70 000 hectares à cheval sur plusieurs pays européens

À commencer par le terrain : 70 000 hectares minimum. Si ça vous parait beaucoup, dites-vous que la forêt plantée des Landes de Gascogne fait un million d’hectares, 70 000 hectares à côté, c’est l’équivalent d’une petite ville. Ensuite, il faut qu’elle soit en plaine, et qu’elle soit transfrontalière, pour en faire un patrimoine européen et pas simplement français. Enfin, qui dit "forêt primaire" dit pas de plantation, pas de tronçonneuse, pas de chasse, pas de cueillette aux champignons, pas même de ramassage de bois mort : aucune intervention humaine.

En revanche, Francis Hallé veut que l’on puisse regarder la forêt grandir : on déambulerait sur des passerelles en bois à 50 centimètres au-dessus du sol, comme dans les grands parcs Américains, histoire de ne pas tasser l’humus et maltraiter les racines, on observerait, on méditerait, on s’émerveillerait.

Deux lieux sont à l'étude dans la région Grand Est

"Ce que je propose, affirme-t-il dans sa dernière conférence TedX, c’est un truc totalement gratuit, ni coûteux ni rentable, (...) c’est un projet transgénérationnel, de long terme puisque ça va prendre environ six siècles." Six cent ans, c’est le temps qu’il faut pour qu’une telle forêt puisse passer de forêt secondaire à forêt primaire.

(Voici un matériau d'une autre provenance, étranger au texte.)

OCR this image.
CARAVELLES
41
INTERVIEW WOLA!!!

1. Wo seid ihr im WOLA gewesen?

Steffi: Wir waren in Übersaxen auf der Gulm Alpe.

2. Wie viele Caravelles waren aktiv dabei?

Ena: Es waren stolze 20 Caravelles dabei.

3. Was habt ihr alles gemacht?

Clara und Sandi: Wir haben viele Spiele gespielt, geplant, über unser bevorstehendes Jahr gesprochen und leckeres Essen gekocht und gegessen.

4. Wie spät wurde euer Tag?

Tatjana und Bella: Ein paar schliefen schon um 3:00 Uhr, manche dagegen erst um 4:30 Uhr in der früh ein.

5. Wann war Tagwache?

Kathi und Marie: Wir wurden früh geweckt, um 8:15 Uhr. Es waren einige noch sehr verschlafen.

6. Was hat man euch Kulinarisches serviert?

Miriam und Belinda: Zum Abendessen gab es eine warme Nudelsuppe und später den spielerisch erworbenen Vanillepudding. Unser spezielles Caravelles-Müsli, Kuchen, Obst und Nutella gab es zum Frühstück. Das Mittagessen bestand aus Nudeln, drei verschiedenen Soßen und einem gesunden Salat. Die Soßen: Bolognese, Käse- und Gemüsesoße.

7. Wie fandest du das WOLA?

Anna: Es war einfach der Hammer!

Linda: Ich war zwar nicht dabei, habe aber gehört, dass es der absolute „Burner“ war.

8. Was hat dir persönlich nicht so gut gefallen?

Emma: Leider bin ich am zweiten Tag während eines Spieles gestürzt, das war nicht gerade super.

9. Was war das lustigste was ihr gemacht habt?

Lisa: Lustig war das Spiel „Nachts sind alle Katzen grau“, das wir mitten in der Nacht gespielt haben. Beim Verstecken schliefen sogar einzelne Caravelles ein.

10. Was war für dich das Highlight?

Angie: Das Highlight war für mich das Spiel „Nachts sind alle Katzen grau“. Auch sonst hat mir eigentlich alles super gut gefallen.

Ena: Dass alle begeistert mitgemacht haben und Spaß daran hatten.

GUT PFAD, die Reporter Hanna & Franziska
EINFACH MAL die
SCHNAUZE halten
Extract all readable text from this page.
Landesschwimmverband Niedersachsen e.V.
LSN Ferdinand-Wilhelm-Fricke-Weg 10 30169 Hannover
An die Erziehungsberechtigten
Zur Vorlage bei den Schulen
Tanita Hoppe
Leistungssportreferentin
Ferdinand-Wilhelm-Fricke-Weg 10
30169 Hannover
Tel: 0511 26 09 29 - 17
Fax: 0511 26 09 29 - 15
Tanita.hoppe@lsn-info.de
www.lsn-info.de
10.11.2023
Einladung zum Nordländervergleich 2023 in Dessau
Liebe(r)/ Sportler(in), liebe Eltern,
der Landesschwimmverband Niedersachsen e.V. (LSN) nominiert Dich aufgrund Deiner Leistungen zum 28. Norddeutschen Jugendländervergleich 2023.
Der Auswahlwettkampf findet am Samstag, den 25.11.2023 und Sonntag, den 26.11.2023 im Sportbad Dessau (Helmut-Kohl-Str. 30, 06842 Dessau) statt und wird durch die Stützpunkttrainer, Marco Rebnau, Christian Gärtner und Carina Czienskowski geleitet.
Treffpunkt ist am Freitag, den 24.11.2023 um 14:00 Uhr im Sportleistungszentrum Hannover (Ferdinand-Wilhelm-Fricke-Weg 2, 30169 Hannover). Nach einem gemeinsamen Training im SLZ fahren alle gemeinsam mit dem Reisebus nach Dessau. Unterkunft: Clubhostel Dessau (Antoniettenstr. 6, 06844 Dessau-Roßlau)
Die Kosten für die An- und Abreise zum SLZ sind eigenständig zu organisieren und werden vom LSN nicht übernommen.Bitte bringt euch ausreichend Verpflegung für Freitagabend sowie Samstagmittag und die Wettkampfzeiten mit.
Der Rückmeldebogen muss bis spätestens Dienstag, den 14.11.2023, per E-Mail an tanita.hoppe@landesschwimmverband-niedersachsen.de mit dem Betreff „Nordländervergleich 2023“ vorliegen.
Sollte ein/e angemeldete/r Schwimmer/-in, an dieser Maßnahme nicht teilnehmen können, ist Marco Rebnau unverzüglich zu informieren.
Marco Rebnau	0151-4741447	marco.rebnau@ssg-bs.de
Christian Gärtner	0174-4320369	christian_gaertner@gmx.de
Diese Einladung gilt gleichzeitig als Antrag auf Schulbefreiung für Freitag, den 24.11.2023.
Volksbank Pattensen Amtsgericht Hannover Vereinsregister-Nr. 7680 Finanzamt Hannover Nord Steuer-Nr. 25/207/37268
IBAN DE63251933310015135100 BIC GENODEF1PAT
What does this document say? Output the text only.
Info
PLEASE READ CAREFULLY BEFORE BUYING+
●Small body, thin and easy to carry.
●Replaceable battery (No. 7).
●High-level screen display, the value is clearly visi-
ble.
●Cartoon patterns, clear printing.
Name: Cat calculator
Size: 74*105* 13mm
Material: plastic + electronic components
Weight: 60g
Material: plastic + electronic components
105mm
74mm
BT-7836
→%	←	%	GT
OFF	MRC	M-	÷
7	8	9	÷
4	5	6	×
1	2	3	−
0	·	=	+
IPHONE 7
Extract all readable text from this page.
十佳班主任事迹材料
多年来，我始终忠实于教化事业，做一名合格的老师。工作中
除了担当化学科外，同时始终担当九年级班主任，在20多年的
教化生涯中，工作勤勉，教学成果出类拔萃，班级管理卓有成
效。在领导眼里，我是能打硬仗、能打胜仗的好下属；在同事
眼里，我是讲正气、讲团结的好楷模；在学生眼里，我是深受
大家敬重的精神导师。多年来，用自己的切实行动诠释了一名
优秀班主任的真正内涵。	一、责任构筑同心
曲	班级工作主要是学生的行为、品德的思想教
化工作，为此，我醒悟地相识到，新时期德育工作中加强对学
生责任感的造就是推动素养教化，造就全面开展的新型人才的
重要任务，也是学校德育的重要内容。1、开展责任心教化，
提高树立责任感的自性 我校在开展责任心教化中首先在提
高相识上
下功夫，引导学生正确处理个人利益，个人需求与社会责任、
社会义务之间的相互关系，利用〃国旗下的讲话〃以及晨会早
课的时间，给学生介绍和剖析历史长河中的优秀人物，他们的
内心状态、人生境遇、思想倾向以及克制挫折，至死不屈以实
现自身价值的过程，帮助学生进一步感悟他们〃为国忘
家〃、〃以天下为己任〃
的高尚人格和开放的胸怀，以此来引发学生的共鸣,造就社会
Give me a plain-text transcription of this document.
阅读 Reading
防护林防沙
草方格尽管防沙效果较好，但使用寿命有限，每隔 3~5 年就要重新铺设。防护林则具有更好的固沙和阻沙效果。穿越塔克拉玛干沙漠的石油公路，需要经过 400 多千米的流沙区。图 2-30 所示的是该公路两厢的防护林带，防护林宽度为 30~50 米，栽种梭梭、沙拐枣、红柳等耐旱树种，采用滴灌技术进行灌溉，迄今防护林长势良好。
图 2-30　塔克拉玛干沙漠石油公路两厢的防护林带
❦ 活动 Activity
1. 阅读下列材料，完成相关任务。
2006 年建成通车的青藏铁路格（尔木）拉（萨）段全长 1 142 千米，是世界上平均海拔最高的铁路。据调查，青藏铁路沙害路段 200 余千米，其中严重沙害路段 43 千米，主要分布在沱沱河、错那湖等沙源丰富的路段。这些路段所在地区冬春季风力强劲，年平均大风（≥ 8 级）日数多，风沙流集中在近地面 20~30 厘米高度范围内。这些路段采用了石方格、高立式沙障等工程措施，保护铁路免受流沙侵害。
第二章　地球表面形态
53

C’est vertigineux, mais ça n’est pas utopique : deux sites sont à l’étude, l’un dans les Ardennes, l’autre dans les Vosges, tous deux à cheval sur les frontières belge et allemande. Reste à embarquer tout le monde, de la Commission européenne aux populations locales, chasseurs compris. Mais Francis Hallé y croit. Et quand on lui demande ce qui le motive, il répond la beauté enivrante des arbres, ce quelque chose qui ne devrait pas avoir de prix.